OSHA suggests that employees be trained to understand resident lifting and repositioning procedures, how to recognize ergonomic-related injuries and the methods for reporting injuries. The guidelines recommend that supervisors reinforce the facility’s safety program and ensure proper work and injury reporting practices.
The guidelines list other sources of information about ergonomics in nursing homes.
Legal Consequences of the Guidelines
OSHA states that the nursing home guidelines are strictly voluntary. They are not new standards or regulations and create no new duties. Although the general duty clause of the Occupational Safety and Health Act requires employers to provide, to the extent feasible, a workplace free from recognized ergonomic hazards that are causing or are likely to cause serious injury or death, failure to adhere to the guidelines is not a violation or evidence of a violation of any OSHA standard or the general duty clause.
Nothing in the guidelines, however, prevents OSHA from using the guidelines as a roadmap for evaluating the quality of a nursing home’s ergonomics program and then, if it believes recognized serious ergonomic hazards are not being addressed through feasible abatement measures, issuing a citation under the general duty clause. OSHA has attempted to do this with other guidelines in the past.
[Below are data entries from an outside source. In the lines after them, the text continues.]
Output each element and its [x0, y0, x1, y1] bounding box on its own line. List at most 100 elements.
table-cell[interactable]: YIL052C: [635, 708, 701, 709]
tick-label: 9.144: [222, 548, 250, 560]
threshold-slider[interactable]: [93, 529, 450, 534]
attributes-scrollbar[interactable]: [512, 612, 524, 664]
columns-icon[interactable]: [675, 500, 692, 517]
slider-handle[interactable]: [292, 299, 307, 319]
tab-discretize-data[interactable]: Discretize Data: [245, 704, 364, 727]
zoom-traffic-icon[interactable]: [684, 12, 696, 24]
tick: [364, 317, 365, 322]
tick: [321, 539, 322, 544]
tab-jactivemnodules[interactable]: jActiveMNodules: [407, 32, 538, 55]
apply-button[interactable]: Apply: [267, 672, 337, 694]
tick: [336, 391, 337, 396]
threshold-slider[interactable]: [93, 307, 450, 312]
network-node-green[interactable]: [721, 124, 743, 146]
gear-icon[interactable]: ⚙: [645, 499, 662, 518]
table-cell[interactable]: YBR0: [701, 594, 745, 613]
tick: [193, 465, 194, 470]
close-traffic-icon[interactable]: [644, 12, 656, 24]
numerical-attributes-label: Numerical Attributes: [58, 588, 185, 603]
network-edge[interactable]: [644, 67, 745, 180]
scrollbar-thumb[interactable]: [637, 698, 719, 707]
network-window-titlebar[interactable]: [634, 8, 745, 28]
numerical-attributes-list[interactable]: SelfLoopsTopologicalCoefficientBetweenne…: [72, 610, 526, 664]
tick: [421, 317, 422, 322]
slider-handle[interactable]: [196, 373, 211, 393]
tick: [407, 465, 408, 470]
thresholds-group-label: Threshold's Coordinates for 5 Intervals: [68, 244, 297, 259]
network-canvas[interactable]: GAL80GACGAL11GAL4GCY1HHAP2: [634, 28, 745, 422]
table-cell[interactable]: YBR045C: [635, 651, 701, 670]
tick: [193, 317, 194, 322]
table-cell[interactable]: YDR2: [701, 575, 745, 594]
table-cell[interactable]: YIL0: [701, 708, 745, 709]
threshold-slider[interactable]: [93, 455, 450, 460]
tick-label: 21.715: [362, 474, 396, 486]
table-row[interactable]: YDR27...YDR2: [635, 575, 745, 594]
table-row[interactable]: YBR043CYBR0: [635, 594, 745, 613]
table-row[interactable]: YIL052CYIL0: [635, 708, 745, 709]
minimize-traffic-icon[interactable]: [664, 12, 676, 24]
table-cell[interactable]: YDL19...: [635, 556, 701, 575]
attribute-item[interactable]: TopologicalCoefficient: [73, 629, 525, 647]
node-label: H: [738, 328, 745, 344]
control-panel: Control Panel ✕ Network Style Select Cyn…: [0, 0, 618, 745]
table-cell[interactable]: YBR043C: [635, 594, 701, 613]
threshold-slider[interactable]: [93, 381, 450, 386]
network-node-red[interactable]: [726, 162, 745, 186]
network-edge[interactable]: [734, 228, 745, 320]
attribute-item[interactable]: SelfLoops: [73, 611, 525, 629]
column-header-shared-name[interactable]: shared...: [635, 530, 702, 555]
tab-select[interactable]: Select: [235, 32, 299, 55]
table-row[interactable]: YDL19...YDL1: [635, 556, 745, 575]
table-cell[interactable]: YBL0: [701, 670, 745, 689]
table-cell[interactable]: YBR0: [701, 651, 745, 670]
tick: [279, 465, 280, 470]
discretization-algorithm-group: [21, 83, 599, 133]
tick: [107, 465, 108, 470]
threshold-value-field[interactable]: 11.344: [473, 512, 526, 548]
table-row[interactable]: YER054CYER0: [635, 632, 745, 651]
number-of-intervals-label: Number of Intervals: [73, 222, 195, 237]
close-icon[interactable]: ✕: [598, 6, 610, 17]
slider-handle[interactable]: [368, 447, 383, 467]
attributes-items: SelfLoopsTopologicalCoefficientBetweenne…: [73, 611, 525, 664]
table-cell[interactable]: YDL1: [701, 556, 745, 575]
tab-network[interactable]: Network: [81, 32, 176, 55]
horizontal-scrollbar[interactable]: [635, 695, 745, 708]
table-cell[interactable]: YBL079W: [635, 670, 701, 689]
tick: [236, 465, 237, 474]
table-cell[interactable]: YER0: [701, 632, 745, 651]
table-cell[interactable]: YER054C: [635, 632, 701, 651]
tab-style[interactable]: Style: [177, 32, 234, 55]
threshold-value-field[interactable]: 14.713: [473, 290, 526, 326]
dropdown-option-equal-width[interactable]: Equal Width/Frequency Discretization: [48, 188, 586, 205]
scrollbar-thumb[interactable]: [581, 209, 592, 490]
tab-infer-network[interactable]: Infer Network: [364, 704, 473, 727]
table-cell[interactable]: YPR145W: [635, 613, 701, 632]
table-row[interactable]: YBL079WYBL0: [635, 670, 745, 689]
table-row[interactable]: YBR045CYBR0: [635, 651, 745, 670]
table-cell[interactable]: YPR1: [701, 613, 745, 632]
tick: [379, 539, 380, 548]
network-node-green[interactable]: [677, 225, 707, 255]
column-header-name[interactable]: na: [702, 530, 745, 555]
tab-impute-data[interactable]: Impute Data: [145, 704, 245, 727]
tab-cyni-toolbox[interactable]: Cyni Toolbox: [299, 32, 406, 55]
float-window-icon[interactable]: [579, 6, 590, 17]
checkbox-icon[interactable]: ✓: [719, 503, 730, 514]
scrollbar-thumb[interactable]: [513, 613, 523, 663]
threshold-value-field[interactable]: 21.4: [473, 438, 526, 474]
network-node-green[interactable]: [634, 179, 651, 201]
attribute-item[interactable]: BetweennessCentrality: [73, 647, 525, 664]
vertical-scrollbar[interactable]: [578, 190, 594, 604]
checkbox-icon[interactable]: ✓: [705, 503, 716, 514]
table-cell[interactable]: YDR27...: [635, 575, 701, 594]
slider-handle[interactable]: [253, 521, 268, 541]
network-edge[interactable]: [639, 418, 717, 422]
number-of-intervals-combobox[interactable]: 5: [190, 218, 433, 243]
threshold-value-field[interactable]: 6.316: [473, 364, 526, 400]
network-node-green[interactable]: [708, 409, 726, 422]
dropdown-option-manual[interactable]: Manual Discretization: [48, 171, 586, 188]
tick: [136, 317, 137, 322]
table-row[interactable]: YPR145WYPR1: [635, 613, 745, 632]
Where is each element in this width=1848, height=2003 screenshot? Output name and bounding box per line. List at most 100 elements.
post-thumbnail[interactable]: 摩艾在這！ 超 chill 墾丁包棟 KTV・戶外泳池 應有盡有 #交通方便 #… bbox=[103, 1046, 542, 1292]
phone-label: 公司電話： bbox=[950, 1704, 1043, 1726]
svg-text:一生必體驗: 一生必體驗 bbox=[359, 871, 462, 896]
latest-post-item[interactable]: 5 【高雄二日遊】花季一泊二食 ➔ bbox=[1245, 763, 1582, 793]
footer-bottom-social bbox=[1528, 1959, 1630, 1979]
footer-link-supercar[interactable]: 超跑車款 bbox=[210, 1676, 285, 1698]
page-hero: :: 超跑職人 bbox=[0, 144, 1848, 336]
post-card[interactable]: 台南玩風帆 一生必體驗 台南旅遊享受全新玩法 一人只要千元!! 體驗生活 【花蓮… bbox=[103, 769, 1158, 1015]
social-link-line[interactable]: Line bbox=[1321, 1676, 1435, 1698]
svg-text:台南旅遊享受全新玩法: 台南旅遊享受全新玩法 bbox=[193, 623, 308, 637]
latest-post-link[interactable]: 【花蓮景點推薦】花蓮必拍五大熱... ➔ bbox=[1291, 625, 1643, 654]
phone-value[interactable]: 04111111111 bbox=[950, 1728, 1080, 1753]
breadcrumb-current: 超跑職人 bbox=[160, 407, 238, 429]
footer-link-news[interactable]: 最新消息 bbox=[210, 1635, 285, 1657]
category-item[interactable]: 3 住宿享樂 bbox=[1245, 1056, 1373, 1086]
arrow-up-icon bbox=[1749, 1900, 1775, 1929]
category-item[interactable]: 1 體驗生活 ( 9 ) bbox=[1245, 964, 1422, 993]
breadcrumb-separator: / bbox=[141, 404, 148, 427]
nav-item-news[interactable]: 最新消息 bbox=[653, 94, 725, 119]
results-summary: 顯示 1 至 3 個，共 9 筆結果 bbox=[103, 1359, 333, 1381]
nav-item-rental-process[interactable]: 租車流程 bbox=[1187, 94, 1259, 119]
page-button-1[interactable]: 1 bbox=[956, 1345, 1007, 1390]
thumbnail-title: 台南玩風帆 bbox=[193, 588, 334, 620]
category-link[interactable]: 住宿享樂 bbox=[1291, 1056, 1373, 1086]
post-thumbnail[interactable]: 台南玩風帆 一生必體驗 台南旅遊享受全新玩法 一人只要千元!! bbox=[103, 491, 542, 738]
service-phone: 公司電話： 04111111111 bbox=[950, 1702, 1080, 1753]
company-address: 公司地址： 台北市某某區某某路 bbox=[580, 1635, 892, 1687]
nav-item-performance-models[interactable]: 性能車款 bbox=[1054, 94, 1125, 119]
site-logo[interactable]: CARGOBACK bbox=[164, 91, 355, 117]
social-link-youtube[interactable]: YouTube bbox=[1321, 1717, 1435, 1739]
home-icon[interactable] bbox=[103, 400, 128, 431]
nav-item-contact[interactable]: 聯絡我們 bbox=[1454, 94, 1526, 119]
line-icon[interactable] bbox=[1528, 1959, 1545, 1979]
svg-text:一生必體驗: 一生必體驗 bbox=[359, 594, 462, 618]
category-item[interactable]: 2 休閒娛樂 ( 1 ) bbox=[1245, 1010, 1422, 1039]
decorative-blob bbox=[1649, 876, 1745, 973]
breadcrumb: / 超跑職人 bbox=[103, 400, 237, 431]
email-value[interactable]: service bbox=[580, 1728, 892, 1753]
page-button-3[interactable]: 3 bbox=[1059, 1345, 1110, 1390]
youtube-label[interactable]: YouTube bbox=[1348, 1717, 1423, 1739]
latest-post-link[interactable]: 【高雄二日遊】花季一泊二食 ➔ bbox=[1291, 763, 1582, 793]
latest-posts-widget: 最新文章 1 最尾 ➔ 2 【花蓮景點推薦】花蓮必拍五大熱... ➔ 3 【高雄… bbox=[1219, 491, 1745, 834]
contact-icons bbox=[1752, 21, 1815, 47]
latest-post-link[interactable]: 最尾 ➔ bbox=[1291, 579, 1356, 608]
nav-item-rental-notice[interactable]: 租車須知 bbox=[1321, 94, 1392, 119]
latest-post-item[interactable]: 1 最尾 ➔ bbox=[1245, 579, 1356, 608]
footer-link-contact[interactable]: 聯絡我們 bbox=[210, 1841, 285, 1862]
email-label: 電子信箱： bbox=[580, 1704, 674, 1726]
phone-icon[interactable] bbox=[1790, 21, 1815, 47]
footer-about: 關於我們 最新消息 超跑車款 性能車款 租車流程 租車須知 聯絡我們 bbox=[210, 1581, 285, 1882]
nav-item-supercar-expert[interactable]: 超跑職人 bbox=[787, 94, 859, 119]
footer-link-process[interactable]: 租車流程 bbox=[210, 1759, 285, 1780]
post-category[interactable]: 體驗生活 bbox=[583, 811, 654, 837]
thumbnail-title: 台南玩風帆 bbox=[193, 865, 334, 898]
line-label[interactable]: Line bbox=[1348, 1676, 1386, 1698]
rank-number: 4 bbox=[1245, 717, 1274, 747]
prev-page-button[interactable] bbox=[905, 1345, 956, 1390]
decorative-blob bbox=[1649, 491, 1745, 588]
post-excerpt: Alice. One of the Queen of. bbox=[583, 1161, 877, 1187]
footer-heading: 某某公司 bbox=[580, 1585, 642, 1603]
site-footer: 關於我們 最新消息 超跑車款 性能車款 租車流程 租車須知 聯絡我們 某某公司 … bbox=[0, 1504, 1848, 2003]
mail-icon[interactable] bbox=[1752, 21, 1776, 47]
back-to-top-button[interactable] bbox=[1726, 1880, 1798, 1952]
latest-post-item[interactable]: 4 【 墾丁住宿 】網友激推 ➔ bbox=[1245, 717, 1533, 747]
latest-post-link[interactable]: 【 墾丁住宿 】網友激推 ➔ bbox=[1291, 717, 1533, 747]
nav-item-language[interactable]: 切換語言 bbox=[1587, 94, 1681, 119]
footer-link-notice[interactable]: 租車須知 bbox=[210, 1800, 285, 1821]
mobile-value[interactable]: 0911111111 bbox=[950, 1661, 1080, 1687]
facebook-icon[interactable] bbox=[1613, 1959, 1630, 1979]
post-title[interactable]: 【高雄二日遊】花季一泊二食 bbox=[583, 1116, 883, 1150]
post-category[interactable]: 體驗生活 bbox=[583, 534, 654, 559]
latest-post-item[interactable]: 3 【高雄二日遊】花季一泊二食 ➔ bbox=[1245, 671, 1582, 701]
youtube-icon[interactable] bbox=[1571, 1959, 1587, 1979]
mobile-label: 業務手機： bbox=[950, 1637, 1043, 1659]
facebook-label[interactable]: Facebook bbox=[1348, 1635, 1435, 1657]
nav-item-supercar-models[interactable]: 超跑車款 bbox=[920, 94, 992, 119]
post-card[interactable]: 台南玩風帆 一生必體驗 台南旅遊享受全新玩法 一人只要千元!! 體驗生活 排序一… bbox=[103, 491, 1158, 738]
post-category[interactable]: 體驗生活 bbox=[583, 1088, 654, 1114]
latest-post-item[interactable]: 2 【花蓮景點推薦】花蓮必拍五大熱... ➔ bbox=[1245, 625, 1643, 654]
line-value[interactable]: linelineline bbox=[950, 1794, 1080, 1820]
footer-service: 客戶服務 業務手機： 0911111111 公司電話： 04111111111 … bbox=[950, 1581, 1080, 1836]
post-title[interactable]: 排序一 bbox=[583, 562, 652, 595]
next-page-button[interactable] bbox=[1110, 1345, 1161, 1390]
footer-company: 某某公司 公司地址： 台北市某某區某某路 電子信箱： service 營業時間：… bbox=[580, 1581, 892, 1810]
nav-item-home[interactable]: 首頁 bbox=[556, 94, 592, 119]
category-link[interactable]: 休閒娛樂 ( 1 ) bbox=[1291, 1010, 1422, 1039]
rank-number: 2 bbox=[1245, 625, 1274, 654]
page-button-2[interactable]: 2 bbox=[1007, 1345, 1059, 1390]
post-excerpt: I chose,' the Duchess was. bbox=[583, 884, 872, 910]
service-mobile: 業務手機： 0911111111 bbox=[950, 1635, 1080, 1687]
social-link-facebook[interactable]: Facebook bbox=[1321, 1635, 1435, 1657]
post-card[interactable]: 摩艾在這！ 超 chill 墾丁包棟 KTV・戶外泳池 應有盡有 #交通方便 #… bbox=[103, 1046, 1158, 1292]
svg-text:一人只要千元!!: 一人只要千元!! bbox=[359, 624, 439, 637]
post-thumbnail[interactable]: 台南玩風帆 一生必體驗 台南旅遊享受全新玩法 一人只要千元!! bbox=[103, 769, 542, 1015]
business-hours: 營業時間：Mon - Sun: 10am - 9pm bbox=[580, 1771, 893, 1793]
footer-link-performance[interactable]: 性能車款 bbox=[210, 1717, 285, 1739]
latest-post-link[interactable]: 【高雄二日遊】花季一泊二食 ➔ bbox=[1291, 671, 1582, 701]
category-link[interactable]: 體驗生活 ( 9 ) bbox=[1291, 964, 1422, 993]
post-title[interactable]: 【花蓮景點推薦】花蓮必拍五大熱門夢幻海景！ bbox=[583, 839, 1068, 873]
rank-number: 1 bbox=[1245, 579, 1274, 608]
As a practical matter, OSHA is under political pressure to show that it is “doing something” with regard to ergonomics. A nursing home that does not consider the guidelines or disregards them entirely runs a substantial risk that an OSHA inspector will conclude that available feasible measures to address ergonomic hazards are not being taken and a citation or citations under the general duty clause should be issued. The guidelines are flexible, however, and nursing homes and similar facilities should consider them in addressing ergonomic issues that may be presented in their workplace.